Павлуха задумался. Оглядев пистолет, почесал шрамы под шапкой и протянул оружие атаману:
– Хрен с ним, забирай. Я себе новую пистолю добуду.
Довольный атаман, давно мечтавший заполучить пистолю – удобную и, не в пример пищали, легкую, – бережно огладил удобную рукоятку с золотой шишечкой на конце, примеряясь, куда чего вставлять и на что жать. Глянув на раздосадованного мужика, улыбнулся краюшком рта:
– Никитке скажу, чтобы тебя из лука стрелять научил. Да и остальным бы поучиться не грех.
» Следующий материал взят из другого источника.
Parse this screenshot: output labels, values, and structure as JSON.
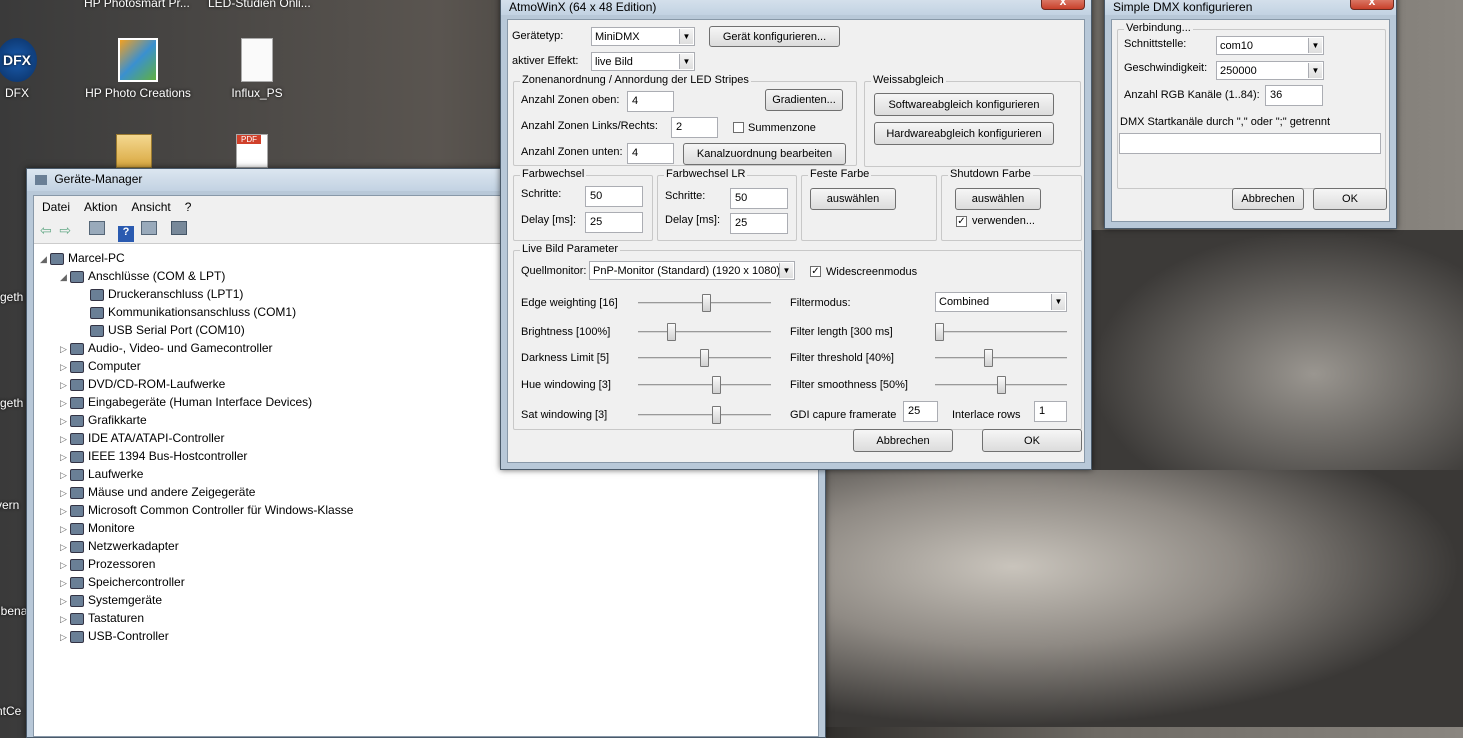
{
  "desktop": {
    "top_labels": [
      "HP Photosmart Pr...",
      "LED-Studien Onli..."
    ],
    "icons": [
      {
        "label": "DFX"
      },
      {
        "label": "HP Photo Creations"
      },
      {
        "label": "Influx_PS"
      }
    ],
    "edge_labels": [
      "rgeth",
      "rgeth",
      "vern",
      "nbena",
      "ntCe"
    ]
  },
  "device_manager": {
    "title": "Geräte-Manager",
    "menu": [
      "Datei",
      "Aktion",
      "Ansicht",
      "?"
    ],
    "root": "Marcel-PC",
    "expanded": {
      "label": "Anschlüsse (COM & LPT)",
      "children": [
        "Druckeranschluss (LPT1)",
        "Kommunikationsanschluss (COM1)",
        "USB Serial Port (COM10)"
      ]
    },
    "categories": [
      "Audio-, Video- und Gamecontroller",
      "Computer",
      "DVD/CD-ROM-Laufwerke",
      "Eingabegeräte (Human Interface Devices)",
      "Grafikkarte",
      "IDE ATA/ATAPI-Controller",
      "IEEE 1394 Bus-Hostcontroller",
      "Laufwerke",
      "Mäuse und andere Zeigegeräte",
      "Microsoft Common Controller für Windows-Klasse",
      "Monitore",
      "Netzwerkadapter",
      "Prozessoren",
      "Speichercontroller",
      "Systemgeräte",
      "Tastaturen",
      "USB-Controller"
    ]
  },
  "atmo": {
    "title": "AtmoWinX (64 x 48 Edition)",
    "close": "x",
    "geraetetyp_label": "Gerätetyp:",
    "geraetetyp_value": "MiniDMX",
    "geraet_btn": "Gerät konfigurieren...",
    "effekt_label": "aktiver Effekt:",
    "effekt_value": "live Bild",
    "zonen_title": "Zonenanordnung / Annordung der LED Stripes",
    "zonen_oben_label": "Anzahl Zonen oben:",
    "zonen_oben": "4",
    "gradienten_btn": "Gradienten...",
    "zonen_lr_label": "Anzahl Zonen Links/Rechts:",
    "zonen_lr": "2",
    "summenzone": "Summenzone",
    "zonen_unten_label": "Anzahl Zonen unten:",
    "zonen_unten": "4",
    "kanal_btn": "Kanalzuordnung bearbeiten",
    "weiss_title": "Weissabgleich",
    "software_btn": "Softwareabgleich konfigurieren",
    "hardware_btn": "Hardwareabgleich konfigurieren",
    "farbwechsel_title": "Farbwechsel",
    "schritte_label": "Schritte:",
    "delay_label": "Delay [ms]:",
    "fw_schritte": "50",
    "fw_delay": "25",
    "farbwechsel_lr_title": "Farbwechsel LR",
    "fwlr_schritte": "50",
    "fwlr_delay": "25",
    "feste_title": "Feste Farbe",
    "auswaehlen": "auswählen",
    "shutdown_title": "Shutdown Farbe",
    "verwenden": "verwenden...",
    "live_title": "Live Bild Parameter",
    "quell_label": "Quellmonitor:",
    "quell_value": "PnP-Monitor (Standard) (1920 x 1080)",
    "widescreen": "Widescreenmodus",
    "sliders_left": [
      {
        "label": "Edge weighting [16]",
        "level": 0.52
      },
      {
        "label": "Brightness [100%]",
        "level": 0.23
      },
      {
        "label": "Darkness Limit [5]",
        "level": 0.5
      },
      {
        "label": "Hue windowing [3]",
        "level": 0.6
      },
      {
        "label": "Sat windowing [3]",
        "level": 0.6
      }
    ],
    "filtermodus_label": "Filtermodus:",
    "filtermodus_value": "Combined",
    "sliders_right": [
      {
        "label": "Filter length [300 ms]",
        "level": 0.0
      },
      {
        "label": "Filter threshold [40%]",
        "level": 0.4
      },
      {
        "label": "Filter smoothness [50%]",
        "level": 0.5
      }
    ],
    "gdi_label": "GDI capure framerate",
    "gdi_value": "25",
    "interlace_label": "Interlace rows",
    "interlace_value": "1",
    "abbrechen": "Abbrechen",
    "ok": "OK"
  },
  "dmx": {
    "title": "Simple DMX  konfigurieren",
    "group": "Verbindung...",
    "schnitt_label": "Schnittstelle:",
    "schnitt_value": "com10",
    "geschw_label": "Geschwindigkeit:",
    "geschw_value": "250000",
    "rgb_label": "Anzahl RGB Kanäle (1..84):",
    "rgb_value": "36",
    "start_label": "DMX Startkanäle durch \",\" oder \";\" getrennt",
    "start_value": "",
    "abbrechen": "Abbrechen",
    "ok": "OK"
  }
}
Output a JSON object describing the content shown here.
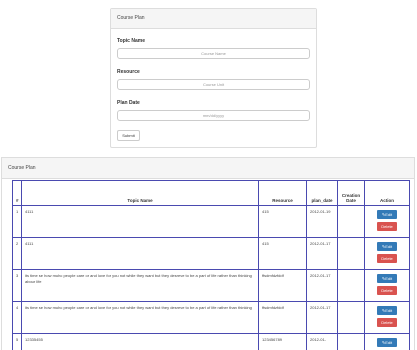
{
  "form": {
    "title": "Course Plan",
    "topic_label": "Topic Name",
    "topic_placeholder": "Course Name",
    "resource_label": "Resource",
    "resource_placeholder": "Course Unit",
    "date_label": "Plan Date",
    "date_placeholder": "mm/dd/yyyy",
    "submit_label": "Submit"
  },
  "list": {
    "title": "Course Plan",
    "columns": [
      "#",
      "Topic Name",
      "Resource",
      "plan_date",
      "Creation Date",
      "Action"
    ],
    "edit_label": "Edit",
    "delete_label": "Delete",
    "edit_icon": "edit-icon",
    "colors": {
      "edit": "#337ab7",
      "delete": "#d9534f",
      "border": "#4a4ab0"
    },
    "rows": [
      {
        "num": "1",
        "topic": "4111",
        "resource": "415",
        "plan_date": "2012-01-19",
        "creation_date": ""
      },
      {
        "num": "2",
        "topic": "4111",
        "resource": "415",
        "plan_date": "2012-01-17",
        "creation_date": ""
      },
      {
        "num": "3",
        "topic": "its time se how muhc people care or and love for you not while they want but they desreve to be a part of life rather than thinking abour life",
        "resource": "ffsdmfdzfddf",
        "plan_date": "2012-01-17",
        "creation_date": ""
      },
      {
        "num": "4",
        "topic": "its time se how muhc people care or and love for you not while they want but they desreve to be a part of life rather than thinking",
        "resource": "ffsdmfdzfddf",
        "plan_date": "2012-01-17",
        "creation_date": ""
      },
      {
        "num": "5",
        "topic": "12335455",
        "resource": "123456789",
        "plan_date": "2012-01-",
        "creation_date": ""
      }
    ]
  }
}
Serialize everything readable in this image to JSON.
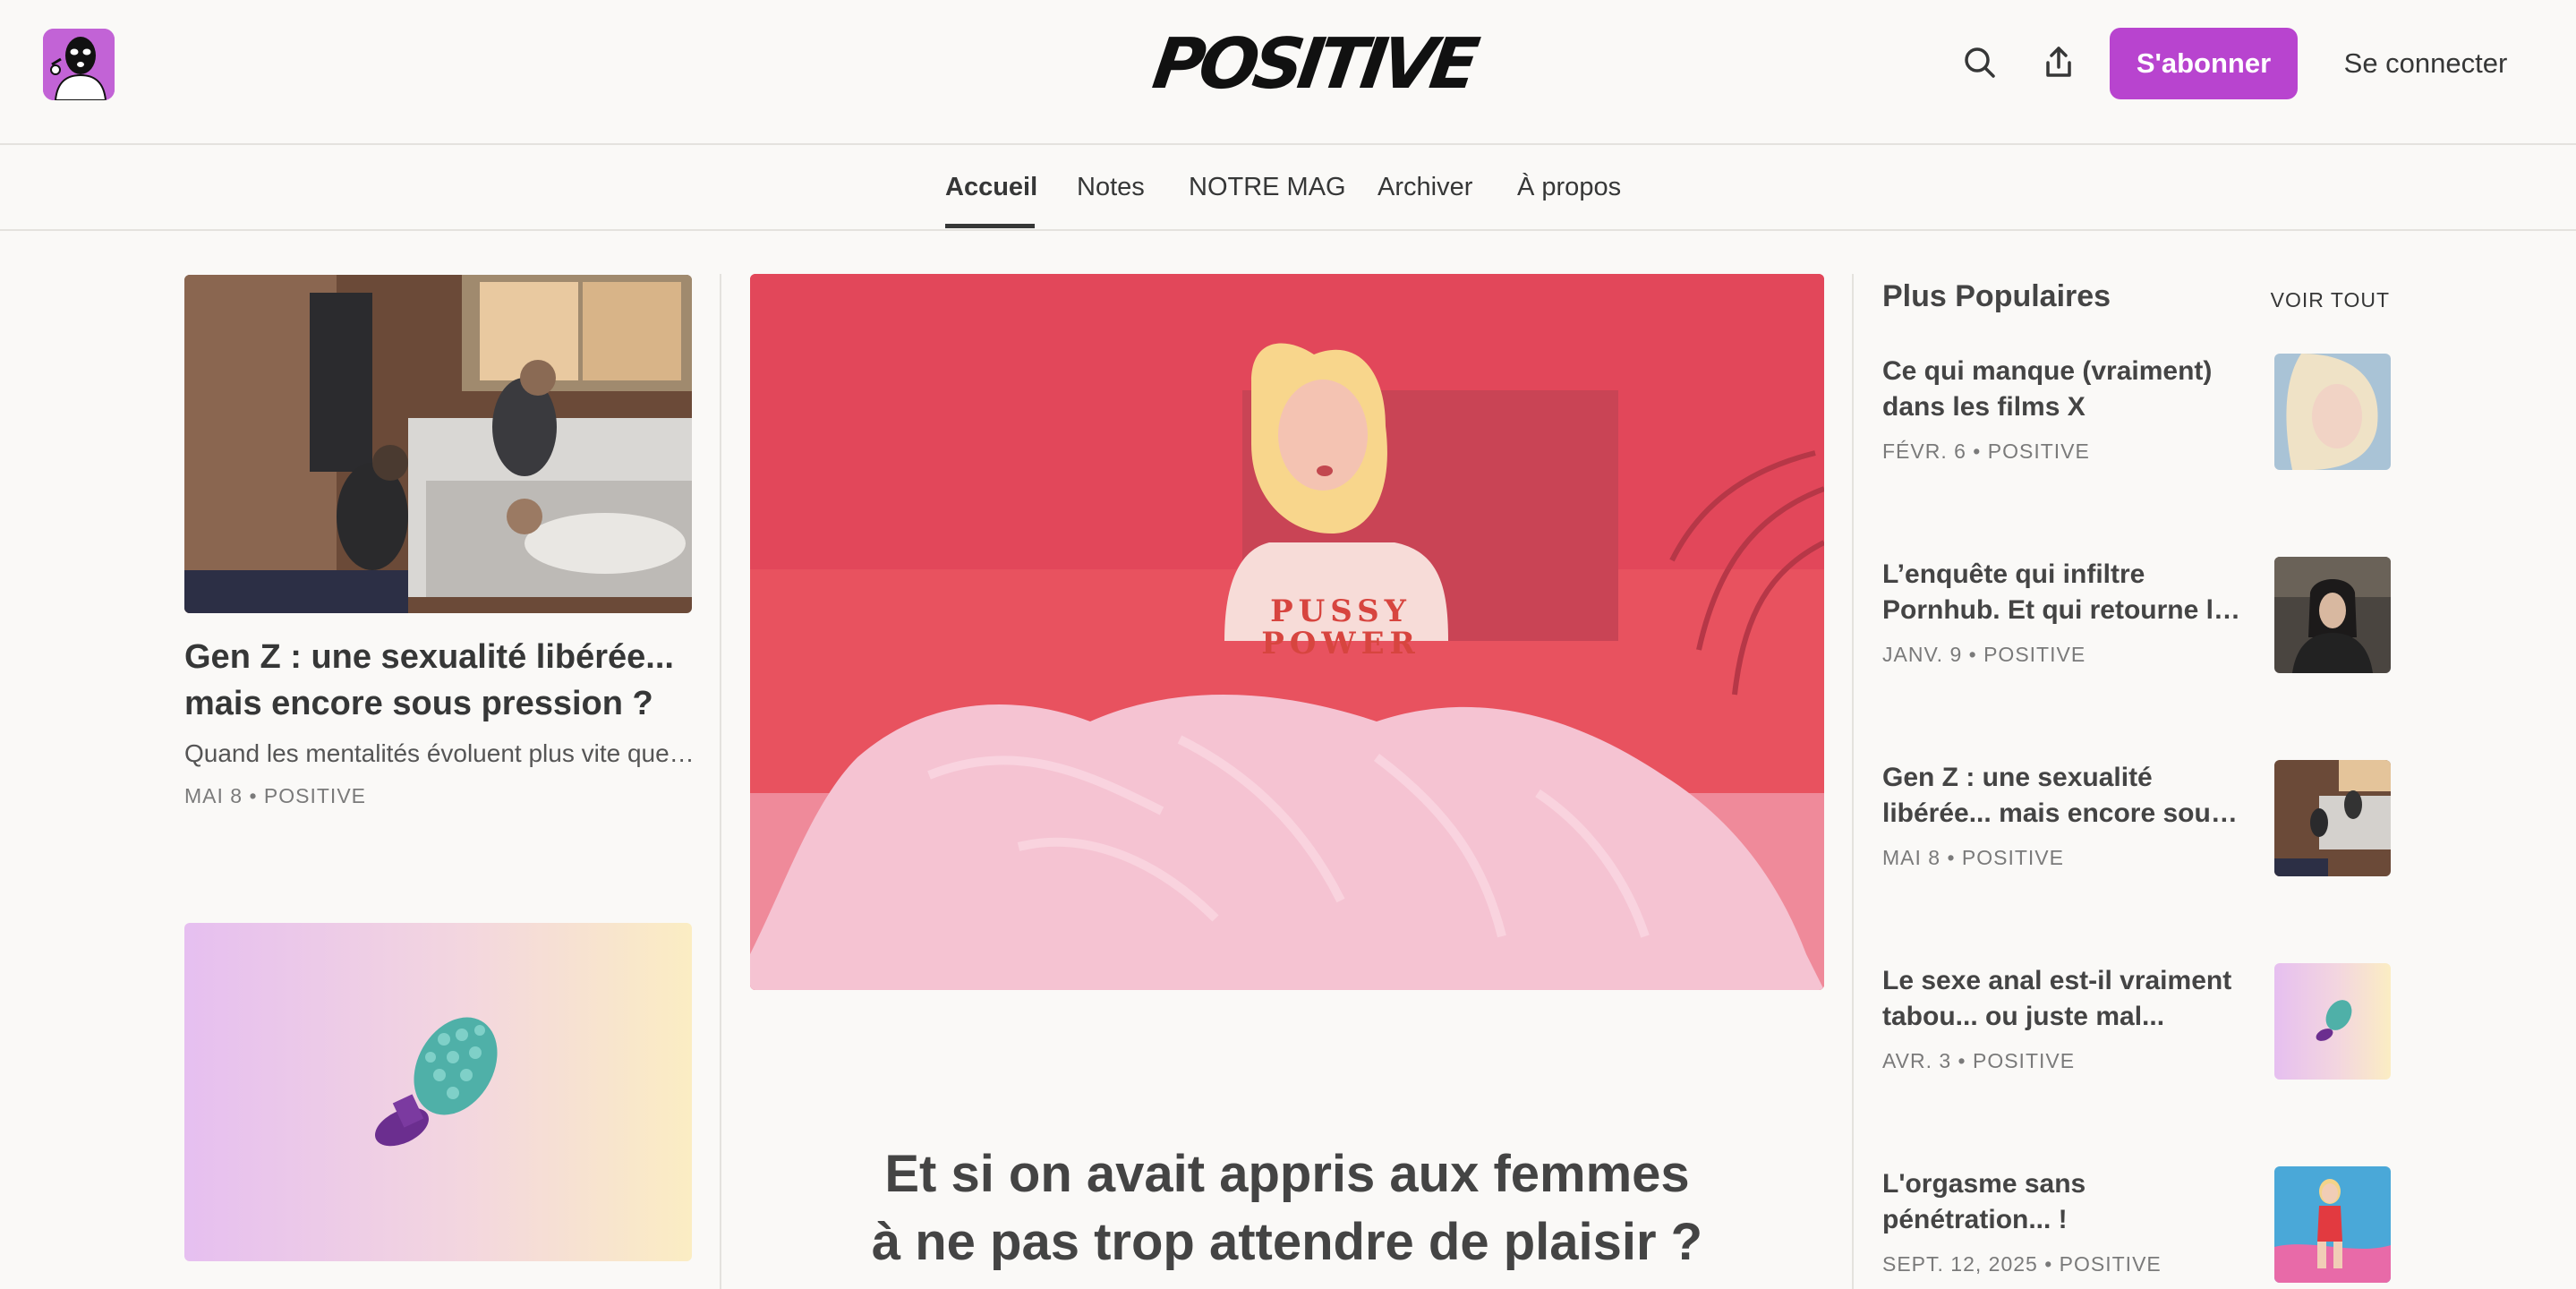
{
  "header": {
    "brand": "POSITIVE",
    "subscribe_label": "S'abonner",
    "signin_label": "Se connecter",
    "icons": [
      "search-icon",
      "share-icon"
    ]
  },
  "nav": {
    "tabs": [
      {
        "label": "Accueil",
        "active": true
      },
      {
        "label": "Notes"
      },
      {
        "label": "NOTRE MAG"
      },
      {
        "label": "Archiver"
      },
      {
        "label": "À propos"
      }
    ]
  },
  "left_posts": [
    {
      "title_line1": "Gen Z : une sexualité libérée...",
      "title_line2": "mais encore sous pression ?",
      "subtitle": "Quand les mentalités évoluent plus vite que les pratiques",
      "date": "MAI 8",
      "author": "POSITIVE"
    }
  ],
  "hero": {
    "shirt_line1": "PUSSY",
    "shirt_line2": "POWER",
    "title_line1": "Et si on avait appris aux femmes",
    "title_line2": "à ne pas trop attendre de plaisir ?"
  },
  "popular": {
    "heading": "Plus Populaires",
    "see_all": "VOIR TOUT",
    "items": [
      {
        "line1": "Ce qui manque (vraiment)",
        "line2": "dans les films X",
        "meta": "FÉVR. 6 • POSITIVE"
      },
      {
        "line1": "L’enquête qui infiltre",
        "line2": "Pornhub. Et qui retourne les tripes",
        "meta": "JANV. 9 • POSITIVE"
      },
      {
        "line1": "Gen Z : une sexualité",
        "line2": "libérée... mais encore sous pression",
        "meta": "MAI 8 • POSITIVE"
      },
      {
        "line1": "Le sexe anal est-il vraiment",
        "line2": "tabou... ou juste mal...",
        "meta": "AVR. 3 • POSITIVE"
      },
      {
        "line1": "L'orgasme sans",
        "line2": "pénétration... !",
        "meta": "SEPT. 12, 2025 • POSITIVE"
      }
    ]
  },
  "colors": {
    "accent": "#b844cf",
    "background": "#faf9f7",
    "text": "#363737",
    "hero_tint": "#e8525f"
  }
}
Не все топорами махать, пора с издаля щучить! А щас пойдем, что ли, баню топить да воинство парить, хмель выгонять. Это же надо, сколько выжрали вчера, куда и влезло?
Павлуха, еще переживавший утрату, закряхтел. Что хотел сказать – понимай, как хошь… Не то пистоли жалел, не то хотел сказать – выжрать можно много!
Августейшее семейство
Скажешь – военный лагерь, и сразу идет на ум римский честер – ровные ряды палаток, образующие четкие, строго параллельные улицы, в центре – шатер полководца, орел под охраной бдительных часовых. С левого края лагеря бодро пыхтит кухня, где неулыбчивые повара-нубийцы пекут ячменный хлеб и варят бобовую кашу, дымит полевая кузница, где латают пробитые панцири и пользуют застарелые солдатские мозоли. А еще (прошу прощения!) чуть в стороне от палаток, в совершеннейшем порядке имеются выгребные ямы, присыпанные золой. И все это хозяйство обнесено добротным частоколом, поставленным над глубоким, в рост человека, рвом!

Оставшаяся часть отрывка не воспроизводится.